Blockchain analytics company TRM Labs stated that the cash-to-crypto exchange industry is "dominated by crypto ATMs," and their analysis revealed that since 2019, this sector has processed at least $160 million worth of illegal transactions.

Last year, the illegal volume in the cash-to-crypto exchange industry accounted for 1.2% of the total volume, which is double the 0.63% for the entire crypto ecosystem.

The rise of Bitcoin ETFs in Australia

Australia isn't just about kangaroos and beautiful beaches. Beyond the growing number of Bitcoin ATMs, the Land Down Under has recently begun offering investors the opportunity to invest in Bitcoin through exchange-traded funds (ETFs).

On July 13, 2024, the Australian Securities Exchange (ASX) launched its first Bitcoin ETF. This new fund, called the VanEck Bitcoin ETF (VBTC), gives Aussies a way to invest in Bitcoin through an American-style setup.

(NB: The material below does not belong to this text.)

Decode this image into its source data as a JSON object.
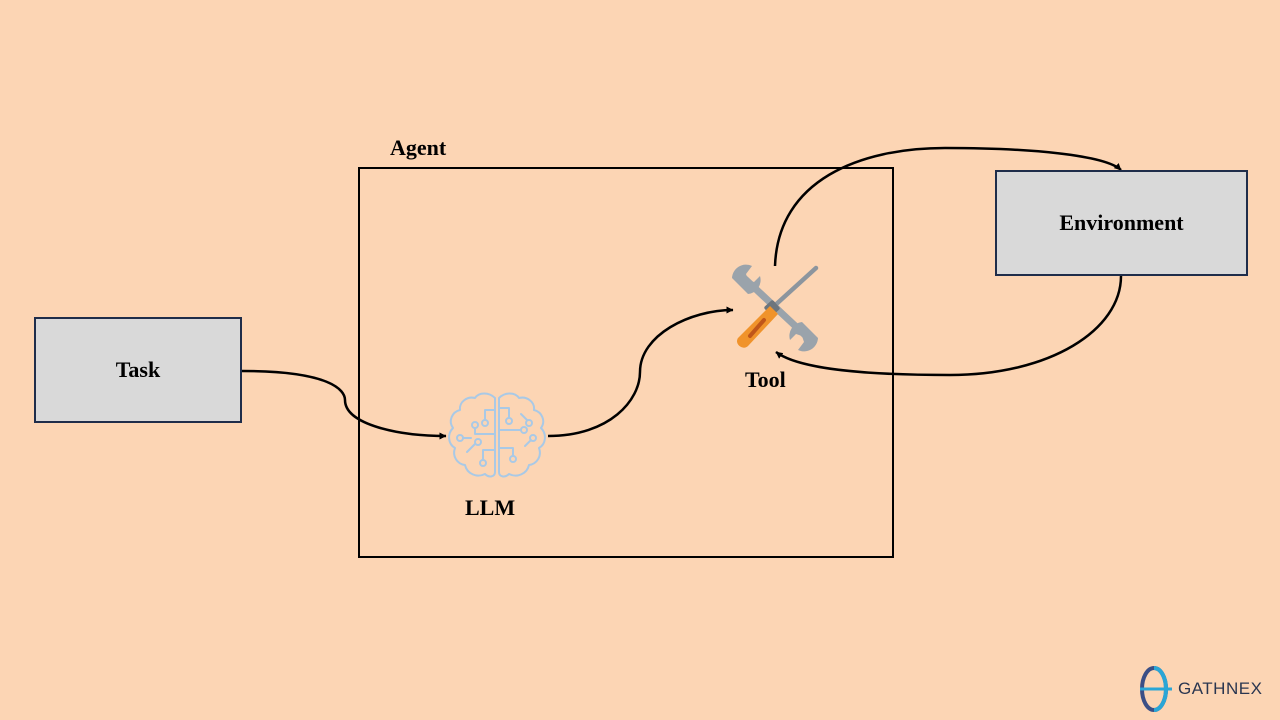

VBTC operates as a "feeder" fund, meaning it pours money into the U.S.-listed VanEck Bitcoin Trust (HODL), which trades on the Cboe exchange in the States. 

Related: Mt. Gox Moves $784M in Bitcoin, Market Barely Flinches

Australia’s first Bitcoin ETF, called the Global X 21Shares Bitcoin ETF (EBTC), was launched in May 2022 on the Cboe Australia Exchange (formerly known as Chi-X). While ASX only recently launched its first Bitcoin ETF, Cboe Australia has been offering such products for over two years. Monochrome launched another Bitcoin ETF (IBTC), that directly holds Bitcoin on June 4, 2024.

These ETFs have given Australian investors more options for investing in Bitcoin through regulated ETFs.